Krylov Spaces for Truncated Spectrum Methodologies

TL;DR

This paper introduces a Krylov space-enhanced extension to truncated spectrum methodologies (TSMs) for quantum field theories, enabling high-precision, non-perturbative calculations without explicit UV cutoffs.

Contribution

It combines Krylov subspace methods with TSMs, allowing arbitrary order calculations and improved incorporation of discarded Hilbert space effects in quantum field theory.

Findings

Computed bulk energy and mass gaps in 1+1d $\,\phi^4$ model.

Estimated critical coupling in broken phase as $g_c=0.2645\pm0.002$.

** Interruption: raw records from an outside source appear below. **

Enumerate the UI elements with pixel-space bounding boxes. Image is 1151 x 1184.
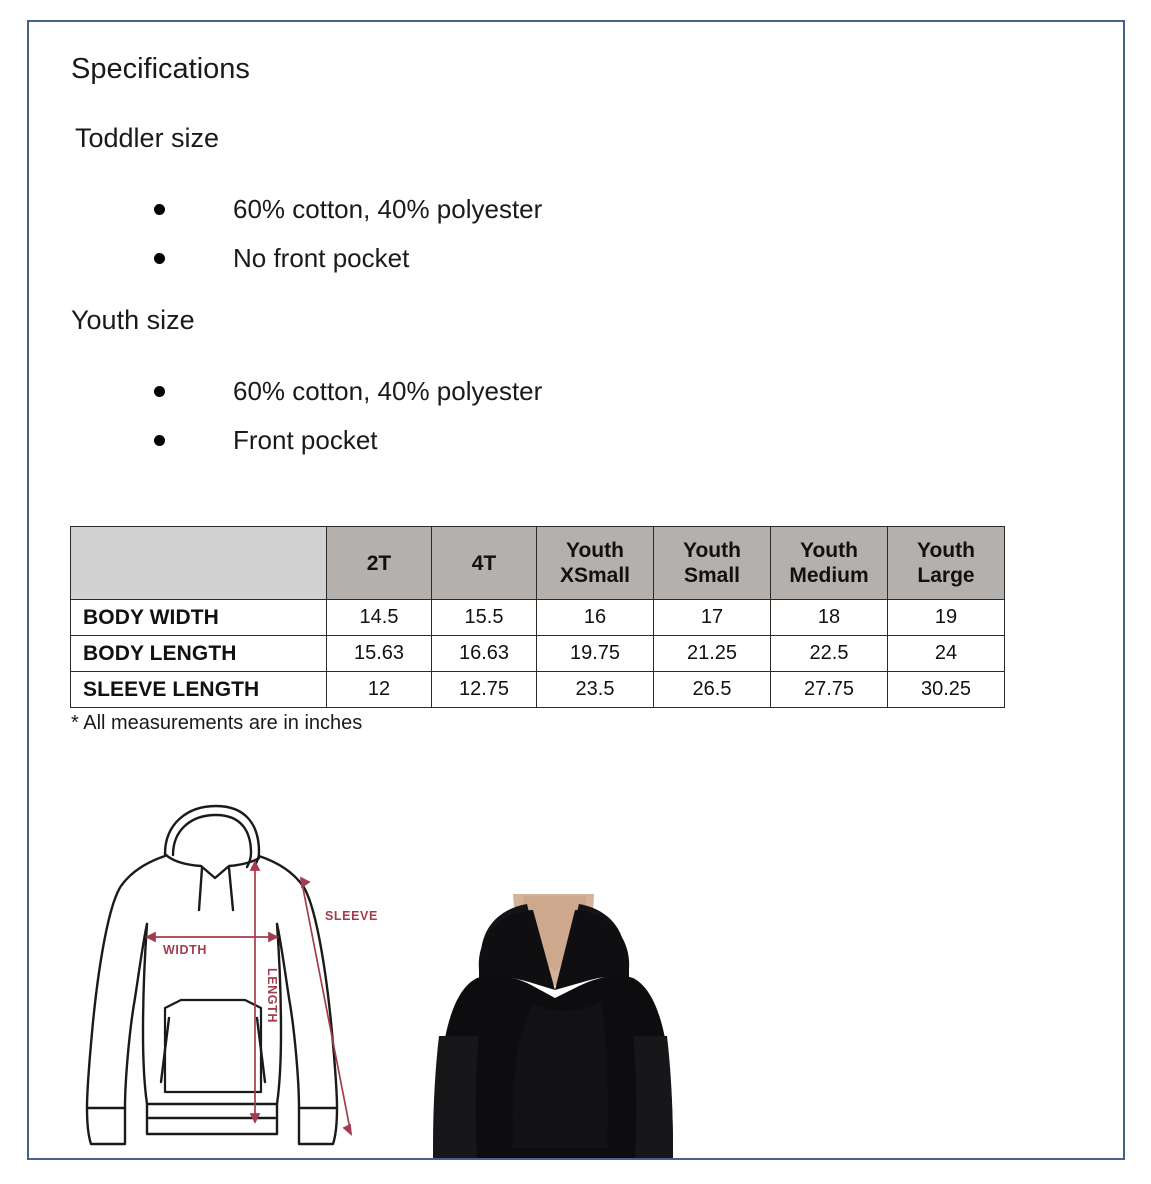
table-row: BODY LENGTH 15.63 16.63 19.75 21.25 22.5… [70, 635, 1005, 672]
cell-value: 12.75 [431, 671, 537, 708]
cell-value: 14.5 [326, 599, 432, 636]
cell-value: 19.75 [536, 635, 654, 672]
column-header-youth-xsmall: Youth XSmall [536, 526, 654, 600]
bullet-item: 60% cotton, 40% polyester [154, 194, 542, 224]
diagram-label-length: LENGTH [265, 968, 279, 1023]
table-corner-cell [70, 526, 327, 600]
table-row: SLEEVE LENGTH 12 12.75 23.5 26.5 27.75 3… [70, 671, 1005, 708]
cell-value: 30.25 [887, 671, 1005, 708]
cell-value: 22.5 [770, 635, 888, 672]
column-header-2t: 2T [326, 526, 432, 600]
row-label-body-length: BODY LENGTH [70, 635, 327, 672]
cell-value: 23.5 [536, 671, 654, 708]
column-header-line1: Youth [566, 539, 624, 562]
column-header-youth-small: Youth Small [653, 526, 771, 600]
cell-value: 19 [887, 599, 1005, 636]
bullet-text: 60% cotton, 40% polyester [233, 194, 543, 224]
column-header-line1: Youth [683, 539, 741, 562]
bullet-item: No front pocket [154, 243, 409, 273]
column-header-youth-large: Youth Large [887, 526, 1005, 600]
table-header-row: 2T 4T Youth XSmall Youth Small Youth Med… [70, 526, 1005, 600]
cell-value: 16.63 [431, 635, 537, 672]
bullet-text: Front pocket [233, 425, 378, 455]
column-header-line1: 4T [471, 551, 497, 575]
cell-value: 15.5 [431, 599, 537, 636]
bullet-dot-icon [154, 435, 165, 446]
bullet-text: 60% cotton, 40% polyester [233, 376, 543, 406]
model-wearing-hoodie-photo [403, 886, 703, 1158]
column-header-line2: Small [683, 564, 741, 587]
bullet-item: Front pocket [154, 425, 378, 455]
bullet-item: 60% cotton, 40% polyester [154, 376, 542, 406]
cell-value: 27.75 [770, 671, 888, 708]
section-heading-toddler: Toddler size [75, 123, 220, 153]
row-label-body-width: BODY WIDTH [70, 599, 327, 636]
cell-value: 21.25 [653, 635, 771, 672]
cell-value: 17 [653, 599, 771, 636]
row-label-sleeve-length: SLEEVE LENGTH [70, 671, 327, 708]
diagram-label-sleeve: SLEEVE [325, 909, 378, 923]
size-chart-table: 2T 4T Youth XSmall Youth Small Youth Med… [70, 526, 1005, 708]
diagram-label-width: WIDTH [163, 943, 207, 957]
page-title: Specifications [71, 53, 250, 85]
column-header-line2: XSmall [559, 564, 631, 587]
column-header-youth-medium: Youth Medium [770, 526, 888, 600]
cell-value: 24 [887, 635, 1005, 672]
column-header-line2: Large [917, 564, 975, 587]
section-heading-youth: Youth size [71, 305, 195, 335]
column-header-line2: Medium [789, 564, 869, 587]
cell-value: 26.5 [653, 671, 771, 708]
column-header-line1: Youth [917, 539, 975, 562]
bullet-dot-icon [154, 253, 165, 264]
hoodie-measurement-diagram: WIDTH LENGTH SLEEVE [69, 782, 381, 1158]
cell-value: 12 [326, 671, 432, 708]
bullet-dot-icon [154, 204, 165, 215]
cell-value: 16 [536, 599, 654, 636]
column-header-line1: 2T [366, 551, 392, 575]
table-row: BODY WIDTH 14.5 15.5 16 17 18 19 [70, 599, 1005, 636]
measurement-units-note: * All measurements are in inches [71, 712, 363, 734]
bullet-text: No front pocket [233, 243, 410, 273]
column-header-line1: Youth [800, 539, 858, 562]
bullet-dot-icon [154, 386, 165, 397]
cell-value: 18 [770, 599, 888, 636]
column-header-4t: 4T [431, 526, 537, 600]
cell-value: 15.63 [326, 635, 432, 672]
document-page-border: Specifications Toddler size 60% cotton, … [27, 20, 1125, 1160]
figures-row: WIDTH LENGTH SLEEVE [29, 782, 1123, 1158]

Demonstrated high-precision, cutoff-free non-perturbative results.

Abstract

We propose herein an extension of truncated spectrum methodologies (TSMs), a non-perturbative numerical approach able to elucidate the low energy properties of quantum field theories. TSMs, in their various flavors, involve a division of a computational Hilbert space, $\mathcal{H}$, into two parts, one part, $\mathcal{H}_1$ that is `kept' for the numerical computations, and one part, $\mathcal{H}_2$, that is discarded or `truncated'. Even though $\mathcal{H}_2$ is discarded, TSMs will often try to incorporate the effects of $\mathcal{H}_2$ in some effective way. In these terms, we propose to keep the dimension of $\mathcal{H}_1$ small. We pair this choice of $\mathcal{H}_1$ with a Krylov subspace iterative approach able to take into account the effects of $\mathcal{H}_2$. This iterative approach can be taken to arbitrarily high order and so offers the ability to compute quantities to arbitrary precision. In many cases it also offers the advantage of not needing an explicit UV cutoff. To compute the matrix elements that arise in the Krylov iterations, we employ a Feynman diagrammatic representation that is then evaluated with Monte Carlo techniques. Each order of the Krylov iteration is variational and is guaranteed to improve upon the previous iteration. The first Krylov iteration is akin to the NLO approach of Elias-Mir\'o et al. \cite{Elias-Miro:2017tup}. To demonstrate this approach, we focus on the $1+1d$ dimensional $\phi^4$ model and compute the bulk energy and mass gaps in both the $\mathbb{Z}_2$-broken and unbroken sectors. We estimate the critical $\phi^4$ coupling in the broken phase to be $g_c=0.2645\pm0.002$.